Looming just across the sullied Mantaro River is the poison's apparent source: La Oroya's 85-year-old smelter complex, its smokestack a dark sentinel in the mountain sky.

The facility is at the center of a bitter environmental dispute that pits townsfolk against townsfolk and activists against the smelter's owner, Doe Run Peru, an affiliate of the St. Louis-based Doe Run Resources Corp.

In the process, isolated La Oroya has become the unlikely setting for a fiercely polarizing struggle over U.S. corporate responsibility in the Third World.

On the twisting streets of the Old Town, air laced with sulfur dioxide spewing from the smokestack irritates the eyes, befouls the mouth and stings the lungs. Fine dust coats furniture and clothes, residents say.

In 2006, the Blacksmith Institute, a New York-based environmental advocacy group, named La Oroya among the world's 10 most-polluted places, a list that includes Chernobyl, Ukraine.

This is a community where parents recite their children's blood-lead readings the way moms and dads elsewhere recall their kids' birthdays.

"They said Angel's lead level was close to 50, but we fear it may be higher," said his father, Mariano Pacotaype. In children, a measurement one-fifth of Angel's, 10 micrograms a deciliter, is considered elevated by the World Health Organization and the U.S. Centers for Disease Control and Prevention.

Officials at Doe Run acknowledge that almost every child tested in the Old Town has a blood-lead reading at least double that level.

Peruvian and U.S. activists allege that the smelter's daily release of lead, arsenic and other toxic substances has stunted childhood development and caused an array of illnesses, including cancer.

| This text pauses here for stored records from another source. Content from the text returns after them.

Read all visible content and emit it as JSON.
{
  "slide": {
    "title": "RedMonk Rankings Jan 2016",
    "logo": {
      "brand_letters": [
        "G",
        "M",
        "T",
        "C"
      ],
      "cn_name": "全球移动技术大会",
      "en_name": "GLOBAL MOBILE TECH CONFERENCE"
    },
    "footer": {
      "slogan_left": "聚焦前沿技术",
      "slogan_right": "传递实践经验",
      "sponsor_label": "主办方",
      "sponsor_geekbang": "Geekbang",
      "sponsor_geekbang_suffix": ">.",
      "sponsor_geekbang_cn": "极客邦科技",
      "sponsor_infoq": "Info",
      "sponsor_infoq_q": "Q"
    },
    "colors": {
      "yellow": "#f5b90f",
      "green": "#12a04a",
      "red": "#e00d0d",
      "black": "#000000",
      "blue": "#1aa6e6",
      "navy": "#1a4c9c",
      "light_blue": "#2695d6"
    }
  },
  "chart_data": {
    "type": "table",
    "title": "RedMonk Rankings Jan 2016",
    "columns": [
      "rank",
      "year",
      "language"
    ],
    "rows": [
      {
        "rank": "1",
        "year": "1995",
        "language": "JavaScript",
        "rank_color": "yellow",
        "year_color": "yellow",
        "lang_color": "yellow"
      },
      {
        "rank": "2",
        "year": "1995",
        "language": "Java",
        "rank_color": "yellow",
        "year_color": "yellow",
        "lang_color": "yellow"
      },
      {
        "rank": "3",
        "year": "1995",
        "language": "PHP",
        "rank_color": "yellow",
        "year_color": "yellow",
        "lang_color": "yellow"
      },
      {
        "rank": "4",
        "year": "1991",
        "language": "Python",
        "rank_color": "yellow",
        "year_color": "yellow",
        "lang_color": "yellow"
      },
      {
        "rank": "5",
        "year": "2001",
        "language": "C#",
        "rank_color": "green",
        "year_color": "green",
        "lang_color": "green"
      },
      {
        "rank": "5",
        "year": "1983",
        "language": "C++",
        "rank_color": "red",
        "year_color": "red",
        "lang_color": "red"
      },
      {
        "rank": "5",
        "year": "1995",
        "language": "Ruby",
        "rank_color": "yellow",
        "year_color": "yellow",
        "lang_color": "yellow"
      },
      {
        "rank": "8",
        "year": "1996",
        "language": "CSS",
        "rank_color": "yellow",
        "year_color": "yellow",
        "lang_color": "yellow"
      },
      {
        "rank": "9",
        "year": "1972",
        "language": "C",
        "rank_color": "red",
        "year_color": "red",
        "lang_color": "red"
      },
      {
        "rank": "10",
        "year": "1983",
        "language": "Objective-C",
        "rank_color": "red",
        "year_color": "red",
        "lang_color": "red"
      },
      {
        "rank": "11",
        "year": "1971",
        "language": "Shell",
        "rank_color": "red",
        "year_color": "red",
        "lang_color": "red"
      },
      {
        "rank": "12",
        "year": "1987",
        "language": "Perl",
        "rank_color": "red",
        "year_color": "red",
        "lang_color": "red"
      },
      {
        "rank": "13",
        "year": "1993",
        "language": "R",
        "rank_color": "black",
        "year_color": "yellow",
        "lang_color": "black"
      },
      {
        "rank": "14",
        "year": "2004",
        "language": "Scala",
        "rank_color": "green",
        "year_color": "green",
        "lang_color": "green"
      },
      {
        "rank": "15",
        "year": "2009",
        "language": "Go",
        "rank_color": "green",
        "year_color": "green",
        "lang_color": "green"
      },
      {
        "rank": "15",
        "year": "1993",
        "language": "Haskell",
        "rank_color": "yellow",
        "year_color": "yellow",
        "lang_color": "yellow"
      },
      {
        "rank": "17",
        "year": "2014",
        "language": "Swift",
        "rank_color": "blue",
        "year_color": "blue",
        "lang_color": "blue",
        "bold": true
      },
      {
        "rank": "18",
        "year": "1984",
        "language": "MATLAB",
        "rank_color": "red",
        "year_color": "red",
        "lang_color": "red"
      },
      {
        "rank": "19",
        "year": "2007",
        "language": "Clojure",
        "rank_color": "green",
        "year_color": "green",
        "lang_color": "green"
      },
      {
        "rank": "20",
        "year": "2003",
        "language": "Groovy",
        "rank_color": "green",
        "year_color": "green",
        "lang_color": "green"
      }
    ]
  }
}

A St. Louis University research team said La Oroya faces a "daily toxic cocktail" and labeled the situation "an environmental health crisis."

However, epidemiological and statistical studies definitively linking the emissions to illness are lacking.

"The scientific research needed to demonstrate beyond doubt that Doe Run's pollution is making people sick costs money, and people in La Oroya don't have that," said Hunter Farrell, a U.S. Presbyterian minister in Lima, the Peruvian capital, who has taken up the cause.

Doe Run officials say emissions are down and have never been shown to have harmed anyone. "I am not aware of any case of serious illness that may be attributed to our La Oroya operations," said spokesman Victor Andres Belaunde.

Critics say Doe Run's repeated threats to shutter the plant and leave more than 3,000 employees jobless have intimidated Peru's government.

"Doe Run basically does what it wants here," said Mayor Cesar A. Gutierrez Revilla, a former chemical engineer at the plant who won office this year pledging to stand up to Doe Run.

Doe Run officials deny bullying anyone. And many residents support the plant because it drives the economy.

"The smelter is needed here," said Rocio Guadalupe Mejia, 31, a mother of two who heads a community group backed by Doe Run. "There would be no La Oroya without the smelter."

In March, a complaint was filed with the Washington-based Inter-American Commission on Human Rights demanding "urgent measures" to control pollution.

A bleak terrain

The landscape from the coast up to La Oroya transforms like a series of film cuts: from the drab brown of the arid coastal plain to the pines and rushing streams of the temperate heights and up to snowy Andean passes, inhospitable even to the hardy llama.

But humans have left their mark. Gaping incisions mar hillsides and valleys. Runoff feeds lagoons of garish ochre and vermillion hues.

This is mining country. The veins that drew the Spanish now attract multinational firms, providing a mixed blessing for generations of Peruvians, mostly of indigenous stock.

La Oroya, is a cheerless settlement of 35,000 more than two miles above sea level, dominated by the smokestack, its plume raining emissions on the town and surrounding mountains. The adjacent limestone hillsides are stripped of vegetation. Few homes in the Old Town, founded to house smelter workers, have indoor plumbing.

Vast quantities of mined "concentrates" arrive daily via train and truck, and are cooked to separate lead, copper, zinc, cadmium and other ore, including silver and gold. Most is exported, the lead used in car and transformer batteries and electronics components.